Exclusion is seen as a last resort; after all other attempts to modify behaviour have failed.
Exclusion serves several purposes, including;
· To act as a punishment and reinforce, in the mind of the child, the seriousness of the behaviour;
· To maintain high standards of behaviour in school;
· To secure the well-being and entitlement of other children and staff in school.
The exclusion flowchart (included as part of the behaviour policy) will be used should the Executive Headteacher consider excluding a child.
The Use of Reasonable Force
School staff have a legal power to use reasonable force in order to prevent injury, damage to property or disorder. In schools this is likely to be either to control or to restrain and ranges from guiding a child to safety through to more extreme circumstance such as breaking up a fight or where a child needs to be restrained to prevent violence or injury.

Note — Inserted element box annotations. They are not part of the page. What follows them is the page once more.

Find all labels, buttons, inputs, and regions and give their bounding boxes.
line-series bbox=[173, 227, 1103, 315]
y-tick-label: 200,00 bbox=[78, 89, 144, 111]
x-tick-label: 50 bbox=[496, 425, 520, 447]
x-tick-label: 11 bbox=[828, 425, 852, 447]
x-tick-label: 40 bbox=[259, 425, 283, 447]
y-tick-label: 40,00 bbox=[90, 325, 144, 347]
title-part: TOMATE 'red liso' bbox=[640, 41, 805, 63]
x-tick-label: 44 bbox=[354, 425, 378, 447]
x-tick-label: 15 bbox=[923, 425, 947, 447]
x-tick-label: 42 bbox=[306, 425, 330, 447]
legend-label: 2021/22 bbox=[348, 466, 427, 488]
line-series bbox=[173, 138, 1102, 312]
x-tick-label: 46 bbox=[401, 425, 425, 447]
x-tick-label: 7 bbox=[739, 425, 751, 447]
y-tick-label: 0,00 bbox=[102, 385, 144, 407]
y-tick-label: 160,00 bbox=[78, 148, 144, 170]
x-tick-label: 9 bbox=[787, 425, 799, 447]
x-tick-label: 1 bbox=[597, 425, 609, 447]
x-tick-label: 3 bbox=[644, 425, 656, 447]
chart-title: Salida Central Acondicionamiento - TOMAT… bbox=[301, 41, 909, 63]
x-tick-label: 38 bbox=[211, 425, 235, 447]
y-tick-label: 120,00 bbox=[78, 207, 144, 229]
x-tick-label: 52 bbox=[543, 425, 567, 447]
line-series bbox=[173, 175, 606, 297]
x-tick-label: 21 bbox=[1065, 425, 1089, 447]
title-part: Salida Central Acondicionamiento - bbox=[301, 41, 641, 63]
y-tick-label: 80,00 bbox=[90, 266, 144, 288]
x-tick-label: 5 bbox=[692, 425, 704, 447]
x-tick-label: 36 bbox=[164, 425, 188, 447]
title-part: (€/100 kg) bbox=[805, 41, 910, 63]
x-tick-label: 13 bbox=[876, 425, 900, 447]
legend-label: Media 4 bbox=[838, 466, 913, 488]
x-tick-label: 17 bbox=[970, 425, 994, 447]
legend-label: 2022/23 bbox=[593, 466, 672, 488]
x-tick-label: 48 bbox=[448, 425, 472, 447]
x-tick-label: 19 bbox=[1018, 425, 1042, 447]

Reasonable force is defined as using no more force than is needed. The decision on whether or not to physically intervene is down to the professional judgement of the member of staff concerned and always depends on individual circumstances. Lawful use of the power to use force will provide a defence to any related criminal prosecution or other legal action.
- Any use of reasonable force depends not only on individual circumstances but also on information and understanding of the needs of the child concerned which may include adjustments for children with special educational needs or disability.
- Staff receive Team Teach training which covers de-escalation and positive handling strategies.
- All incidents where positive handling strategies have been used are logged on CPOMS and discussed with the Executive Headteacher.
- It is unlawful to use force as a punishment.
- It is not unlawful to touch a child. Physical contact can be proper and necessary for example holding a child’s hand, comforting a distressed child, when giving praise or congratulation, to demonstrate the use of equipment or exercise and techniques in PE, when giving first aid.